Feb 7, 2017
The Big Game
Tiger Electronics, Ltd.
I had a few of these handheld LCD games when I was a kid. Most of them were Christmas presents that I had circled in my grandmother's copy of the Sears Wish Book. In addition to the game pictured above, I remember that I had the Top Gun, Teenage Mutant Ninja Turtles and Ironsword games, and my stepfather's brother once gave me a Super Mario World LCD game/watch that was especially memorable for two reasons: it had a headphone jack, and the artwork on the face of the watch had the words "Super Mario Bros. 4".
The Tiger LCD Electronic Football game was the most frequently played of the group. I wasn't a football fan at all, but this was one of the better games. Most of them were simplistic and involved your character moving from one side of the small screen to the other while dodging obstacles.

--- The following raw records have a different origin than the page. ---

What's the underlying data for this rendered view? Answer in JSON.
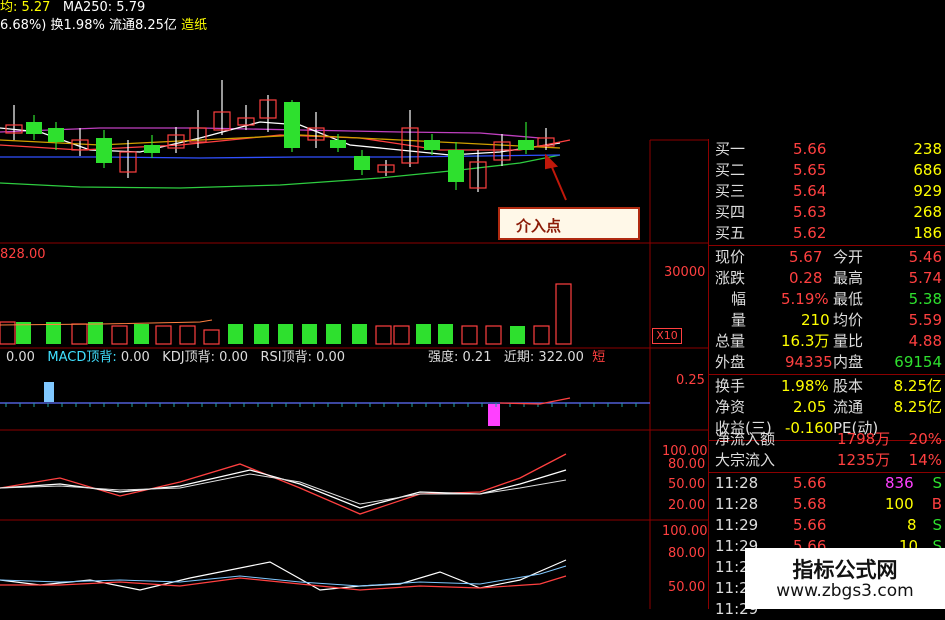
{
  "header": {
    "line1_a": "均: 5.27",
    "line1_b": "MA250: 5.79",
    "line2_a": "6.68%)",
    "line2_b": "换1.98%",
    "line2_c": "流通8.25亿",
    "line2_d": "造纸"
  },
  "annotation": {
    "label": "介入点"
  },
  "volume": {
    "left_value": "828.00",
    "axis_max": "30000",
    "x_label": "X10"
  },
  "indicator_bar": {
    "v0": "0.00",
    "macd_label": "MACD顶背:",
    "macd_value": "0.00",
    "kdj_label": "KDJ顶背:",
    "kdj_value": "0.00",
    "rsi_label": "RSI顶背:",
    "rsi_value": "0.00",
    "strength_label": "强度:",
    "strength_value": "0.21",
    "recent_label": "近期:",
    "recent_value": "322.00",
    "tag": "短"
  },
  "axes": {
    "macd": "0.25",
    "kdj": [
      "100.00",
      "80.00",
      "50.00",
      "20.00"
    ],
    "rsi": [
      "100.00",
      "80.00",
      "50.00"
    ]
  },
  "order_book": [
    {
      "label": "买一",
      "price": "5.66",
      "qty": "238"
    },
    {
      "label": "买二",
      "price": "5.65",
      "qty": "686"
    },
    {
      "label": "买三",
      "price": "5.64",
      "qty": "929"
    },
    {
      "label": "买四",
      "price": "5.63",
      "qty": "268"
    },
    {
      "label": "买五",
      "price": "5.62",
      "qty": "186"
    }
  ],
  "quote_stats": [
    {
      "l1": "现价",
      "v1": "5.67",
      "l2": "今开",
      "v2": "5.46"
    },
    {
      "l1": "涨跌",
      "v1": "0.28",
      "l2": "最高",
      "v2": "5.74"
    },
    {
      "l1": "幅",
      "v1": "5.19%",
      "l2": "最低",
      "v2": "5.38"
    },
    {
      "l1": "量",
      "v1": "210",
      "l2": "均价",
      "v2": "5.59"
    },
    {
      "l1": "总量",
      "v1": "16.3万",
      "l2": "量比",
      "v2": "4.88"
    },
    {
      "l1": "外盘",
      "v1": "94335",
      "l2": "内盘",
      "v2": "69154"
    }
  ],
  "fundamentals": [
    {
      "l1": "换手",
      "v1": "1.98%",
      "l2": "股本",
      "v2": "8.25亿"
    },
    {
      "l1": "净资",
      "v1": "2.05",
      "l2": "流通",
      "v2": "8.25亿"
    },
    {
      "l1": "收益(三)",
      "v1": "-0.160",
      "l2": "PE(动)",
      "v2": ""
    }
  ],
  "flows": [
    {
      "label": "净流入额",
      "value": "1798万",
      "pct": "20%"
    },
    {
      "label": "大宗流入",
      "value": "1235万",
      "pct": "14%"
    }
  ],
  "trades": [
    {
      "time": "11:28",
      "price": "5.66",
      "vol": "836",
      "side": "S"
    },
    {
      "time": "11:28",
      "price": "5.68",
      "vol": "100",
      "side": "B"
    },
    {
      "time": "11:29",
      "price": "5.66",
      "vol": "8",
      "side": "S"
    },
    {
      "time": "11:29",
      "price": "5.66",
      "vol": "10",
      "side": "S"
    },
    {
      "time": "11:29",
      "price": "",
      "vol": "",
      "side": ""
    },
    {
      "time": "11:29",
      "price": "",
      "vol": "",
      "side": ""
    },
    {
      "time": "11:29",
      "price": "",
      "vol": "",
      "side": ""
    }
  ],
  "watermark": {
    "title": "指标公式网",
    "url": "www.zbgs3.com"
  },
  "colors": {
    "red": "#ff4040",
    "green": "#2ee02e",
    "yellow": "#ffff00",
    "cyan": "#40e0ff",
    "magenta": "#ff40ff",
    "grid": "#8b0000"
  }
}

This was no different, except your character had almost a 3-D effect of running down the field (by pressing up) and dodging the members of the opposing team (by pressing left and right). You also had a teammate who appeared from time to time at the top of the screen, not unlike the enemy spaceship from Space Invaders. You could pass the ball to this player to move down the field faster.
Considering its limitations, it was a pretty fun little game to play for 20 minutes here and there. Even my Grandpa would pick it up and play it once in a while. Shortly after this photo of my grandfather was taken (which was June, 1989), the Nintendo Game Boy was released. Although Tiger Electronics would continue to make LCD games for the next two decades, they didn't hold the same status in elementary school after that.
My fourth grade teacher once remarked that the Game Boy was a waste of money, and that kids should instead just get a bunch of these Tiger games instead. Not an avid Game Pro reader, Mrs. James assumed that the games were the same, and that for the cost of a Game Boy which came with one game (Tetris), we could have six Tiger LCD games. I didn't bother trying to counter this logic. No amount of eight year old hysterics about the qualities of the Game Boy were going to crack through that adult logic.